Das ist die zweite Theorie, die einer, der beide Fanszenen gut kennt, für durchaus möglich hält. Das bewusste Gegenteil von dem zu tun, was alle denken und erwarten. Damit für Irritationen zu sorgen – und sich genau darüber zu freuen. Dazu würde passen, dass die Hansa-Ultras im Vorfeld über ihre Fanbetreuung gar keine größere Choreo beim gastgebenden Verein St. Pauli angemeldet hatten, was das übliche Prozedere ist. Dass „Suptra Rostock“ im Block war, zeigten Zaunfahnen.

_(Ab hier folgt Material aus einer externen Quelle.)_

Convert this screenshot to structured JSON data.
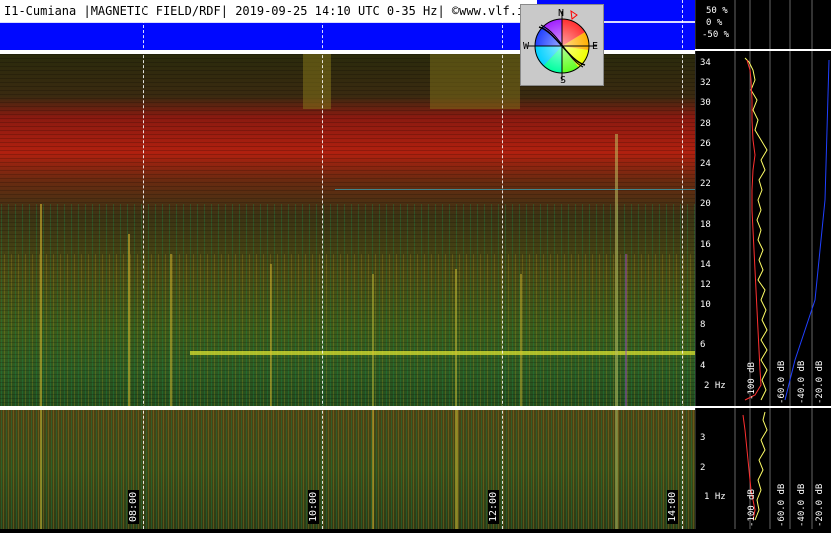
{
  "header": {
    "title": "I1-Cumiana |MAGNETIC FIELD/RDF| 2019-09-25 14:10 UTC 0-35 Hz| ©www.vlf.it"
  },
  "compass": {
    "n": "N",
    "s": "S",
    "e": "E",
    "w": "W"
  },
  "percent_scale": [
    "50 %",
    "0 %",
    "-50 %"
  ],
  "top_freq_ticks": [
    "34",
    "32",
    "30",
    "28",
    "26",
    "24",
    "22",
    "20",
    "18",
    "16",
    "14",
    "12",
    "10",
    "8",
    "6",
    "4",
    "2 Hz"
  ],
  "bottom_freq_ticks": [
    "3",
    "2",
    "1 Hz"
  ],
  "db_labels_top": [
    "-100 dB",
    "-60.0 dB",
    "-40.0 dB",
    "-20.0 dB"
  ],
  "db_labels_bottom": [
    "-100 dB",
    "-60.0 dB",
    "-40.0 dB",
    "-20.0 dB"
  ],
  "time_labels": [
    "08:00",
    "10:00",
    "12:00",
    "14:00"
  ],
  "colors": {
    "header_blue": "#0008ff",
    "profile_yellow": "#ffff66",
    "profile_red": "#ff3030"
  }
}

Was auch immer der Grund für den untypischen Auftritt des Hansa-Anhangs war: das Resultat ist erfreulich.

Acht Strafanzeigen, aber Polizei zieht positive Bilanz

Die Hamburger Polizei zieht eine „positive Bilanz“, berichtet von einem Zwischenfall nach dem Spiel. Demnach hätten beim Abmarsch von 200 Hansa-Fans in Richtung Alter Elbtunnel „circa 300 in Teilen vermummte Personen“ versucht, den Gästefanmarsch über das Heiligengeistfeld zu erreichen, was durch schnelles Einschreiten der Polizeikräfte verhindert wurde“. Insgesamt aber sei die Fantrennung und Sicherheit aller Stadion-Besuchenden „sehr erfolgreich gewährleistet“ worden.

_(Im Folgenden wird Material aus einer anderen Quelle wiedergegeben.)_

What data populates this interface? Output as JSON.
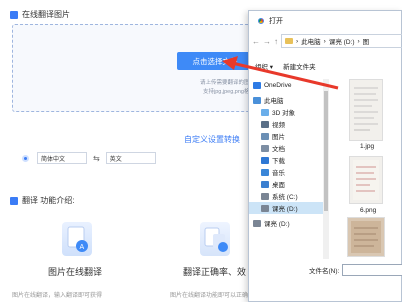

Auf MOPO-Anfrage bestätigte die Polizei Hamburg acht Strafanzeigen im Zusammenhang mit dem Spiel. Die Delikte betreffen das Abbrennen von Pyrotechnik (viermal), Beleidigung (zweimal), sowie Widerstand gegen Beamte und Körperverletzung (jeweils einmal).

Klare Ansage auf der Anzeigetafel am Millerntor
IMAGO/Steinbrenner

Klare Ansage auf der Anzeigetafel am Millerntor

Für Gesprächsstoff sorgte am Rande des Spiels und im Nachgang auch der „Dixi-Rock“, ein Punkrocksong, der eine halbe Stunde vor Anpfiff über die Stadionanlage abgespielt worden war, mit St. Pauli den Gäste-Anhang auf die Schippe nahm („für Hansa-Fans nur Dixi-Klo“).

So lief die Nummer mit dem „Dixi-Rock“-Song im Stadion

Für das Lied verantwortlich ist Tommy Molotow, bürgerlich Thomas Koeppe, Sänger der früheren Deutschpunk-Band Molotow Soda, langjähriges St. Pauli-Mitglied und im Verein tätig. Koeppe soll den Song zunächst „just for fun“ komponiert haben, nachdem klar war, dass der Verein 40 Dixi-Klos für die Fans aus Rostock aufstellen würde, weil diese beim letzten Gastspiel am Millerntor die sanitären Anlagen zerstört hatten.

„Tommy Molotow“ Koeppe ließ die fertige Version des Songs Personen im Verein zukommen und es gab dem Vernehmen nach die Idee, den Song im Rahmen des Heimspiels gegen Rostock im Stadion zu spielen. Diese stieß nicht bei allen auf Begeisterung, aber nach einigen internen Diskussionen wurde entschieden: machen.

Den meisten St. Pauli-Fans gefiel das. Das war im Stadion nicht zu überhören. Große Ausnahme: der Gästeblock. Die Reaktion: ebenfalls akustisch.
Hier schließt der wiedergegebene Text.